Wer aus der Beratung bei der Gestaltung von Gesellschaftsverträgen die häufigen Diskussionen über wohltuende Ausführlichkeit einerseits und unsinnige Länge von Gesellschaftsverträgen andererseits kennt und wer zahlreiche inhaltsleere, nicht auf den speziellen Sachverhalt passende, einfach von irgendwoher übernommene "GmbH-Mustersatzungen" in späteren Streitfällen gelesen hat, weiß die Vorschläge (!) von Wachter besonders zu schätzen. Führen doch die nicht aussterbenden Hinweise "Das steht doch im Gesetz" oder "Das sagt doch der BGH" nicht wirklich weiter. Welcher Laie kennt schon das Gesetz oder gar die Rechtsprechung? Da ist eine GmbH-Satzung, die sagt, was zu tun ist, was geht und was nicht, schon wirklich hilfreich.

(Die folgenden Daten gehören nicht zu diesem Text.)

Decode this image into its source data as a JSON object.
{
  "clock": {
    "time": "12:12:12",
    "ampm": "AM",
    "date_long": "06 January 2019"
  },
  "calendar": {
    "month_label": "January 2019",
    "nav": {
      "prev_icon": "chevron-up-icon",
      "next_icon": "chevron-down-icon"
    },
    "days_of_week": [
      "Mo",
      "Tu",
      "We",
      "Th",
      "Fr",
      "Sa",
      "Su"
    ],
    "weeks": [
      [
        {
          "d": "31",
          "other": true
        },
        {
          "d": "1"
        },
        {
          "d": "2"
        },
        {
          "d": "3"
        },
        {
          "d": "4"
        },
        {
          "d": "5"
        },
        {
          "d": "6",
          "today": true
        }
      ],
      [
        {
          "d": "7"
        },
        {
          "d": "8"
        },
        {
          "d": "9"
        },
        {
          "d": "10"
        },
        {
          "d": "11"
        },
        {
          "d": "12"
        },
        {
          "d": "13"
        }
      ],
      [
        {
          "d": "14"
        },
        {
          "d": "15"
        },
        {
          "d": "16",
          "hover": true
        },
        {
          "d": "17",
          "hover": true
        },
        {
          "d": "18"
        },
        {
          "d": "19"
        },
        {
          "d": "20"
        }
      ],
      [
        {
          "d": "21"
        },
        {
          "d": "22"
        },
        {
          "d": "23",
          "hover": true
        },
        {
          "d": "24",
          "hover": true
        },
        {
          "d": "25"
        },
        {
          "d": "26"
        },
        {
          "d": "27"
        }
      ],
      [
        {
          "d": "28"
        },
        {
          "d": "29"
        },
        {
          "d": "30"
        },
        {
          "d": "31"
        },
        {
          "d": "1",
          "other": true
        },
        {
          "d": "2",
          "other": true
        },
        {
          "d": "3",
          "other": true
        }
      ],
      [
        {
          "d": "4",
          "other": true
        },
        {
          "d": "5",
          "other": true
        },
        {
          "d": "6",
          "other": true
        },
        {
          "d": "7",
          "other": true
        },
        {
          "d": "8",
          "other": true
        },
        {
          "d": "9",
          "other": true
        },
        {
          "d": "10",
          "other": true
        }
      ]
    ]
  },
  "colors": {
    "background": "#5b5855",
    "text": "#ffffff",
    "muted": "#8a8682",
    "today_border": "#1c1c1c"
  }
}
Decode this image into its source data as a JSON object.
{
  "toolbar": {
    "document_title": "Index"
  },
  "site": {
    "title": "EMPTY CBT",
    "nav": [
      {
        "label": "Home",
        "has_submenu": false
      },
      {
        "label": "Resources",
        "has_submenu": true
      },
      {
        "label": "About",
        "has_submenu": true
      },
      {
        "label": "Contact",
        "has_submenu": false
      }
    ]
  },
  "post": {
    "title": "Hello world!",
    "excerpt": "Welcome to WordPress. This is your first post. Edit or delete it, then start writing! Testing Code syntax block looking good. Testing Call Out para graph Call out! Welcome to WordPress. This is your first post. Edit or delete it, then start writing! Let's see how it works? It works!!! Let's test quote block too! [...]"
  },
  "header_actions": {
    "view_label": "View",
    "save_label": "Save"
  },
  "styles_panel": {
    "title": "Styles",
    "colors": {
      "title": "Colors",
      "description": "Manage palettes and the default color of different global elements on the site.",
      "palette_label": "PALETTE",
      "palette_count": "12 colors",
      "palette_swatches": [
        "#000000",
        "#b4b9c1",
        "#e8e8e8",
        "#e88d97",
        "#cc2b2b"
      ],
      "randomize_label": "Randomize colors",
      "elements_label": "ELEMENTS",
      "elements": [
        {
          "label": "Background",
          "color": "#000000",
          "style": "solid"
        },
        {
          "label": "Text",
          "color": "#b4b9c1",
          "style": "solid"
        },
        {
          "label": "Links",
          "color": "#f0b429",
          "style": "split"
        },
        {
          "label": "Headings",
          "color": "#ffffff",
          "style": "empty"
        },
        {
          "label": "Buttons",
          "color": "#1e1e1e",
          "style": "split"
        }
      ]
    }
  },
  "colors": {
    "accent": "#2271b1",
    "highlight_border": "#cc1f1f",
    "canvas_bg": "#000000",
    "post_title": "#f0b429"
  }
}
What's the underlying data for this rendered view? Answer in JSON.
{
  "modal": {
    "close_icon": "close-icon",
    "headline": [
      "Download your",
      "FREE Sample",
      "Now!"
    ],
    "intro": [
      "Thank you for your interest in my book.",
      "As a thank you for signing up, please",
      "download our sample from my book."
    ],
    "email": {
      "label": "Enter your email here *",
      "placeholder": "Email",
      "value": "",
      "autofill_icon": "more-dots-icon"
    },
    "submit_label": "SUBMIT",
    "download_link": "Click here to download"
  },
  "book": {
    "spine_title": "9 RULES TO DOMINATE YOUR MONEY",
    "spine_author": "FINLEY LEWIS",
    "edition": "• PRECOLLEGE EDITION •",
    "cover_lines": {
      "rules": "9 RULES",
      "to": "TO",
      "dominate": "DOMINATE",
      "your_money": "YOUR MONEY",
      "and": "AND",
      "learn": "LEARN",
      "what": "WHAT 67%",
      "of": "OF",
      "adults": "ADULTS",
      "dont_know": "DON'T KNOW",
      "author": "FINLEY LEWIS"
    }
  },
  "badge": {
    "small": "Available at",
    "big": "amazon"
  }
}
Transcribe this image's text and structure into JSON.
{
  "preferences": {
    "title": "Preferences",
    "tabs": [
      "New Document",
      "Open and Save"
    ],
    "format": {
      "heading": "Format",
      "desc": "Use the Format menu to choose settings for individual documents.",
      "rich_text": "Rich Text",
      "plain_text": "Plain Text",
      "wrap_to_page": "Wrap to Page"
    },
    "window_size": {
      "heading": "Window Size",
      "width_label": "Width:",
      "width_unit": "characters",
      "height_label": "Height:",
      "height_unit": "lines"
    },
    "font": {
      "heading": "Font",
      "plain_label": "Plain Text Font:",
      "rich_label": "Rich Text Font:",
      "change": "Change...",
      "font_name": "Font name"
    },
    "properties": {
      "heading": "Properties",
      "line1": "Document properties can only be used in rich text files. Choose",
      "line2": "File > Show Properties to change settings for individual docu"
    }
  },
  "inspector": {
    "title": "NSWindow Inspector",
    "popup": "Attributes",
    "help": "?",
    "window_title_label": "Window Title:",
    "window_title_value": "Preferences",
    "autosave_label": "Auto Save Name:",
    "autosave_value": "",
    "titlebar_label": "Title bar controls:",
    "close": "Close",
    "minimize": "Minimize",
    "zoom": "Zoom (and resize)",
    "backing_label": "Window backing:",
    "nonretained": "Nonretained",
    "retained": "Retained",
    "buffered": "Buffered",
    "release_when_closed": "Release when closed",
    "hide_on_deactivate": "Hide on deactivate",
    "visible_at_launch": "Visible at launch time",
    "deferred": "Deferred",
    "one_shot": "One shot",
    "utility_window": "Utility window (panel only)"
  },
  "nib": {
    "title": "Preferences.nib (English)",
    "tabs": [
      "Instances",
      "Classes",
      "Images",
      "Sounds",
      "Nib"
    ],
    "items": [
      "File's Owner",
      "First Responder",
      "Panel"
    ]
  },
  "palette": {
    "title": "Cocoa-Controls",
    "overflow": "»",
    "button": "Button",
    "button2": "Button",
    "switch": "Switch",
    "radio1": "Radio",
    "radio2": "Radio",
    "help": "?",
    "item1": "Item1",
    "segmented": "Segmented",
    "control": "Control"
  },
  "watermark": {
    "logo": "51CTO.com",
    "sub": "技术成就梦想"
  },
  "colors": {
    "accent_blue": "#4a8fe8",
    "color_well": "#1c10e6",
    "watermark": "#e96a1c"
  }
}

Hier ist nicht der Raum, um auf die zahlreichen einzelnen Rechts- und Steuerfragen einzugehen, die Wachter in seinem sehr gut lesbar geschriebenen Buch behandelt hat. Nur der Vollständigkeit halber will ich kurz erwähnen, dass Wachter uns alles, was er vorschlägt, in der von ihm gewohnten Art gründlich belegt und begründet (Beispiel: Rn 710 ff zu "Besonderheiten bei mehreren Nachfolgern"). "1351 Fußnoten" auf 355 Textseiten sprechen auch eine deutliche Sprache, wenngleich natürlich nicht nur die Zahl zählt.
Was gibt es zu bemängeln? Nichts. Es gibt nur einen Vorschlag: Die vorweggenommene Erbfolge behandelt Wachter (noch) nicht (Rn 8). Es wäre sehr zu wünschen, dass wir dazu künftig eine ähnlich profunde Monografie von ihm lesen.
Mein Fazit zur Wachters Dissertation für alle, die erbrechtlich tätig sind:
Kaufen, lesen, schmökern und als Nachschlagewerk immer zur Hand haben! Mit anderen Worten: Jeder Erbrechtler, der mit dem Thema der GmbH-Übertragung in Berührung kommt, sollte Wachters Buch zu den GmbH-Geschäftsanteilen im Erbfall jederzeit griffbereit haben!